Will ich, daß mir ein Spiegel was verkündet,
Was braucht es da amalgamirte Gläser?
In jedem Bach, der sich im Thale windet,
In jedem Teich mit ruhigem Gewässer,
In meines Mädchens dunklem Auge findet
Ein Spiegel sich. Wo fände ich ihn besser?
Doch schau ich um in Wald und Feld und Flur -
Wo giebt mir einen Stiefelknecht Natur?!

Verblendung schafft, wie ich bewies - der Spiegel,
Und Eitelkeit, wie ich bewies, der Spiegel,
Und Leiden schafft, wie ich bewies, der Spiegel,
Und Haß und Neid, wie ich bewies, der Spiegel,
Und Feinde schafft, wie ich bewies, der Spiegel,
Und Zank und Streit, wie ich bewies, der Spiegel,
Und da ich auch bewies, daß er entbehrlich,
Entgeht dem Stiefelknecht die Palme schwerlich.

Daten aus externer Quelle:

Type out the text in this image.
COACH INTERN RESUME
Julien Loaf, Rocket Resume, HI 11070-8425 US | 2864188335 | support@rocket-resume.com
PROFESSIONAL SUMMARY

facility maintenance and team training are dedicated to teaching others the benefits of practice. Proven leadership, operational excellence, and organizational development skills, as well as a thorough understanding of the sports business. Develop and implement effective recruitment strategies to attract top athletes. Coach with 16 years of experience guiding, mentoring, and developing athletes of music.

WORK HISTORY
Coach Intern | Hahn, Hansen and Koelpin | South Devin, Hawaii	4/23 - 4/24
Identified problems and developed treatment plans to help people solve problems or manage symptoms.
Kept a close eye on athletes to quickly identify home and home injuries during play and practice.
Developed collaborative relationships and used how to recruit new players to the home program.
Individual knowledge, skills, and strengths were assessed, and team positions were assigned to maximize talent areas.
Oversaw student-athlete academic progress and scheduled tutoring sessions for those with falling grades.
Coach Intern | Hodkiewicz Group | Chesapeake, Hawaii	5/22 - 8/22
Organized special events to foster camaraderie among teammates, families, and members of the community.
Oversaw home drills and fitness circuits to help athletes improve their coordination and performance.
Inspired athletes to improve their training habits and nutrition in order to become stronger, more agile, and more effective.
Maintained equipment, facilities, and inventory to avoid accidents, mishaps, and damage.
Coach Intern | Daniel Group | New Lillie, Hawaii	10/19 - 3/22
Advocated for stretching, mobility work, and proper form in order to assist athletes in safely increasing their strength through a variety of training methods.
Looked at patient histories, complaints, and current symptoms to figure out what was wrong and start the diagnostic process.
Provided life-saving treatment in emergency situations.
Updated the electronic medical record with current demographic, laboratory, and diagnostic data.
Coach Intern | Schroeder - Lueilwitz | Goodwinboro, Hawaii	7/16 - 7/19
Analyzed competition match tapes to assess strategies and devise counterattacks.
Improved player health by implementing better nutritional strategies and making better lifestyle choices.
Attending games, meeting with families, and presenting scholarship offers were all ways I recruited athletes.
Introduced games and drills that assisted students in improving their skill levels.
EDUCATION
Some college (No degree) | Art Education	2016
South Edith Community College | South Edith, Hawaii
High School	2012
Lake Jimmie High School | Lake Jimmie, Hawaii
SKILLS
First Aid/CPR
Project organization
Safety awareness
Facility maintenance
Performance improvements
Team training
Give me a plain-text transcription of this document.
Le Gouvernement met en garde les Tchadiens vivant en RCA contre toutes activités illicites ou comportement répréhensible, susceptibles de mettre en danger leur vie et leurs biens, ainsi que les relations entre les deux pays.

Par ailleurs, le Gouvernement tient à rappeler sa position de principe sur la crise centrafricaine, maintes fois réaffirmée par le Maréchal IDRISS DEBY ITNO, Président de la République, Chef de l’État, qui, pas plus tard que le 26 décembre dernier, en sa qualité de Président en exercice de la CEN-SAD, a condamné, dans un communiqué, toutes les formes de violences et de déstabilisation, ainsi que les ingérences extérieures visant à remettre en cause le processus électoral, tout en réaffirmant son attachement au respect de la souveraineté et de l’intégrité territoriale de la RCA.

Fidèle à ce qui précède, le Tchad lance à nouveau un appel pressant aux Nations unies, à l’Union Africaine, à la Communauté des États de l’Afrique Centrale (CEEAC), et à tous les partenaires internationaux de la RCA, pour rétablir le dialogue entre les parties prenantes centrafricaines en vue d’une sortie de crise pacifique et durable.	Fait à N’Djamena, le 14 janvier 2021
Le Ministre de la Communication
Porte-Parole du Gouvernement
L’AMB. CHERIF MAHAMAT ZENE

In seiner Form verwandt Apollos Leier,
In seinem Stoff vom starken Eichenbaume,
In seinem Nutzen allen Männern theuer,
In seinem Wesen fern dem eitlen Schaume,
In seiner Dauer schätz' ich Niemand treuer,
In seiner Demuth mit beschränktem Raume
Begnügt er sich. So viele gute Seiten,
Die müssen ja den Vorzug ihm erstreiten!

Du Stiefelknecht, des Junggesellen Stolz,
Du Stiefelknecht, du meiner Füße Labe,
Du und die Pfeife, altes Biederholz,
Bist meine beste, meine treuste Habe,
Und blinkt der Spiegel vornehm auch und stolz -
Ich bin zufrieden, wenn ich dich nur habe!
Mein Stiefelknecht! Mein Freund, seit wir uns kennen,
Wir wollen nun uns niemals - niemals trennen!